Assume that a set of test scores is normally distributed with a mean of 100 and a standard deviation of 20. Use the 68-95-99.7 rule to find the following quantities:

a. Percentage of scores less than 100
b.Relative frequency of scores less than 120
c.Percentage of scores less than 140
d.Percentage of scores less than 80
e.Relative frequency of scores less than 60
f.Percentage of scores greater than 120

Z = (score-mean)/SD

Find the values and then use the rule, remembering that the percentages are on both sides of the mean.

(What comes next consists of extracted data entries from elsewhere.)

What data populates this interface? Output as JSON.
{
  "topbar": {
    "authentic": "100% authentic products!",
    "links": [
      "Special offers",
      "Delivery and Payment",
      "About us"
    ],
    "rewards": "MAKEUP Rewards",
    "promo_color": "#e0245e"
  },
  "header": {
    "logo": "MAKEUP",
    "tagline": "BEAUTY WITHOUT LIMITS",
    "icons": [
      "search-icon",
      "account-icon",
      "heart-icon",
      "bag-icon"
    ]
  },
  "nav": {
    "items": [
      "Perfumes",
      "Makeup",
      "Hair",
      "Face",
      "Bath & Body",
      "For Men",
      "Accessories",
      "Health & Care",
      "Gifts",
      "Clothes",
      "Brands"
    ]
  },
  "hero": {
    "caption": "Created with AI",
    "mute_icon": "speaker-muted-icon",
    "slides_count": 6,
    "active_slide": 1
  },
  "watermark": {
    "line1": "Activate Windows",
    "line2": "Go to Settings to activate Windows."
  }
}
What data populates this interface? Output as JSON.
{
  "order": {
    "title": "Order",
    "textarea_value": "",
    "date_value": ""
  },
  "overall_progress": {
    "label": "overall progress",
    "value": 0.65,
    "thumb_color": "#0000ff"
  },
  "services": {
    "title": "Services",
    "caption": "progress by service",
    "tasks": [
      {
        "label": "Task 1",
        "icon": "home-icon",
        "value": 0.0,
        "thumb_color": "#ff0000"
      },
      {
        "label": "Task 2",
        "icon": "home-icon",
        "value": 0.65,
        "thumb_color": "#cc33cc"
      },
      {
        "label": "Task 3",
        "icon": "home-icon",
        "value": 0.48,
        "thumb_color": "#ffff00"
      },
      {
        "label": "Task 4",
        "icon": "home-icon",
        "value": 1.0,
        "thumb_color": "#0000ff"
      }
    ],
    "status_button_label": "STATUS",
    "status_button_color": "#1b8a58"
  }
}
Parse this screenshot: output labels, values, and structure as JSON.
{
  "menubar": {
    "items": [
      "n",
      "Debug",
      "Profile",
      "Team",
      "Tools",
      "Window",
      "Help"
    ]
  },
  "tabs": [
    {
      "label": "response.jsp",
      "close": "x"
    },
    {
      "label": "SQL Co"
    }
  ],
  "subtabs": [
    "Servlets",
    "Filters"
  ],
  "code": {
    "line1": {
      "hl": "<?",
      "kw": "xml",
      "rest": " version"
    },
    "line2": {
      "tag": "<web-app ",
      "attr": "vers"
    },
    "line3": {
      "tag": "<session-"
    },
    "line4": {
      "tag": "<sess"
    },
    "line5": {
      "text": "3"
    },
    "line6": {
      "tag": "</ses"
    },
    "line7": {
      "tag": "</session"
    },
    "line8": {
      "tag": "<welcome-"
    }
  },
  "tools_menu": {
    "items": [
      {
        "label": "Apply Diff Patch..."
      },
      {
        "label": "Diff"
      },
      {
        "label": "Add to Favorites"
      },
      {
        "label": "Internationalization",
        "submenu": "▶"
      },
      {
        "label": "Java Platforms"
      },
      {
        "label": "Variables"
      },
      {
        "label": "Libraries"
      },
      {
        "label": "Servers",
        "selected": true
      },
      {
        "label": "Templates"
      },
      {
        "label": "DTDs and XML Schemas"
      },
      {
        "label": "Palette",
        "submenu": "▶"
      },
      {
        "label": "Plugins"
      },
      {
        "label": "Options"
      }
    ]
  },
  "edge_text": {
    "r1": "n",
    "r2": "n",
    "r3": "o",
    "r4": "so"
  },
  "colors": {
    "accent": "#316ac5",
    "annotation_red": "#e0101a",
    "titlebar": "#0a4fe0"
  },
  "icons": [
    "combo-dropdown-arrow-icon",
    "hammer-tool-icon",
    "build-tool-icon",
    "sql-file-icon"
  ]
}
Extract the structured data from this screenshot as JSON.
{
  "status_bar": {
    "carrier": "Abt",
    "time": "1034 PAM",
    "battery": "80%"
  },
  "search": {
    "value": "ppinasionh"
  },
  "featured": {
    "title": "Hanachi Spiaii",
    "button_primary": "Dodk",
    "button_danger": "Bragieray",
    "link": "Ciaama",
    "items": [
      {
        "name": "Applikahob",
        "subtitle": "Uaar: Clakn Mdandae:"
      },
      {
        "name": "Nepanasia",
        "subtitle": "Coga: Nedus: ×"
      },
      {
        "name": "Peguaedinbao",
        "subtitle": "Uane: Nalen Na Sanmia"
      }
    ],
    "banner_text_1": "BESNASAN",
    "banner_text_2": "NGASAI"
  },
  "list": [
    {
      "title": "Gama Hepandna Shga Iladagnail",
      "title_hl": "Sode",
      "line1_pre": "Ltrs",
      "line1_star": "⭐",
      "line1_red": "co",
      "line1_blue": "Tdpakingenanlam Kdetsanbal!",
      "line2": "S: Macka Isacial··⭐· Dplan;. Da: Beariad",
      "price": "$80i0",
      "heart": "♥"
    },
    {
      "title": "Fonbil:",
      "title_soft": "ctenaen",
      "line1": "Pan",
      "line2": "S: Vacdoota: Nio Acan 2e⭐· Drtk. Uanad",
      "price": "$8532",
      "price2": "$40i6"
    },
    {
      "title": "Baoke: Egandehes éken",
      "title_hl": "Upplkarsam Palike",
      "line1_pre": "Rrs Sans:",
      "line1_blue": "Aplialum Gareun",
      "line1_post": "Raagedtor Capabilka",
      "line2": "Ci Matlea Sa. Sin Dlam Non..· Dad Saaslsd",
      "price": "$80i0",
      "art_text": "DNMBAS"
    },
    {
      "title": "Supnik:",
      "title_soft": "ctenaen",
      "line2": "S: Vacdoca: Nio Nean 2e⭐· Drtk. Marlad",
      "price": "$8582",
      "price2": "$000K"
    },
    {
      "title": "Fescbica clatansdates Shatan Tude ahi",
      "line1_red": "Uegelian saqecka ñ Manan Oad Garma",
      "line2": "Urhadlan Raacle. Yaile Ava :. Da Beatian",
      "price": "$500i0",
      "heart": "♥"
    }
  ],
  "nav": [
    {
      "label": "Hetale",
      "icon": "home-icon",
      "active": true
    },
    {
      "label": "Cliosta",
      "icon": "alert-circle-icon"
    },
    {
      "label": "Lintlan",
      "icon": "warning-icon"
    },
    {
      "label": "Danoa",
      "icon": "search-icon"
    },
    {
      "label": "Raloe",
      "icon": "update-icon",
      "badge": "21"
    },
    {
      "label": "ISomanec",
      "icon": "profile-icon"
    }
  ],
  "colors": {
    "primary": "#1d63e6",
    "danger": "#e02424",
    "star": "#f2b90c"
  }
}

Help me know if I am on the right track, I got:

a-50%, b-120/150 or 4/5, c- 93.3%, d-53.3%, e-60/150 or 2/5, f- 20%

To answer these questions using the 68-95-99.7 rule, we need to understand the concept of z-scores. A z-score is a measure of how many standard deviations an individual data point is from the mean of a distribution.

a. To find the percentage of scores less than 100, we need to find the area under the curve to the left of 100. Since the distribution is assumed to be normal, we can convert the raw score (100) to a z-score using the formula:

z = (x - μ) / σ

where x is the raw score, μ is the mean, and σ is the standard deviation.

Substituting the values, we have:

z = (100 - 100) / 20 = 0

According to the 68-95-99.7 rule, approximately 68% of the data falls within one standard deviation of the mean. Since 100 is the mean in this case and the z-score is 0, we can conclude that approximately 50% of the scores are less than 100.

b. To find the relative frequency of scores less than 120, we need to find the area under the curve to the left of 120. Again, we can convert the raw score to a z-score:

z = (120 - 100) / 20 = 1

According to the 68-95-99.7 rule, approximately 95% of the data falls within two standard deviations of the mean. Since 120 is one standard deviation above the mean, we can conclude that approximately 95% of the scores are less than 120.

c. To find the percentage of scores less than 140, we need to find the area under the curve to the left of 140. Convert the raw score to a z-score:

z = (140 - 100) / 20 = 2

According to the 68-95-99.7 rule, approximately 99.7% of the data falls within three standard deviations of the mean. Since 140 is two standard deviations above the mean, we can conclude that approximately 99.7% of the scores are less than 140.

d. To find the percentage of scores less than 80, we need to find the area under the curve to the left of 80, so convert the raw score to a z-score:

z = (80 - 100) / 20 = -1

According to the 68-95-99.7 rule, approximately 68% of the data falls within one standard deviation of the mean. Since 80 is one standard deviation below the mean, we can conclude that approximately 68% of the scores are less than 80.

e. To find the relative frequency of scores less than 60, we need to find the area under the curve to the left of 60, so convert the raw score to a z-score:

z = (60 - 100) / 20 = -2

According to the 68-95-99.7 rule, approximately 95% of the data falls within two standard deviations of the mean. Since 60 is two standard deviations below the mean, we can conclude that approximately 95% of the scores are less than 60.

f. To find the percentage of scores greater than 120, we need to find the area under the curve to the right of 120. First, find the area to the left of 120 (which we calculated in part b as approximately 95%), and subtract it from 1 (since we want the area to the right):

1 - 0.95 = 0.05

We can conclude that approximately 5% of the scores are greater than 120.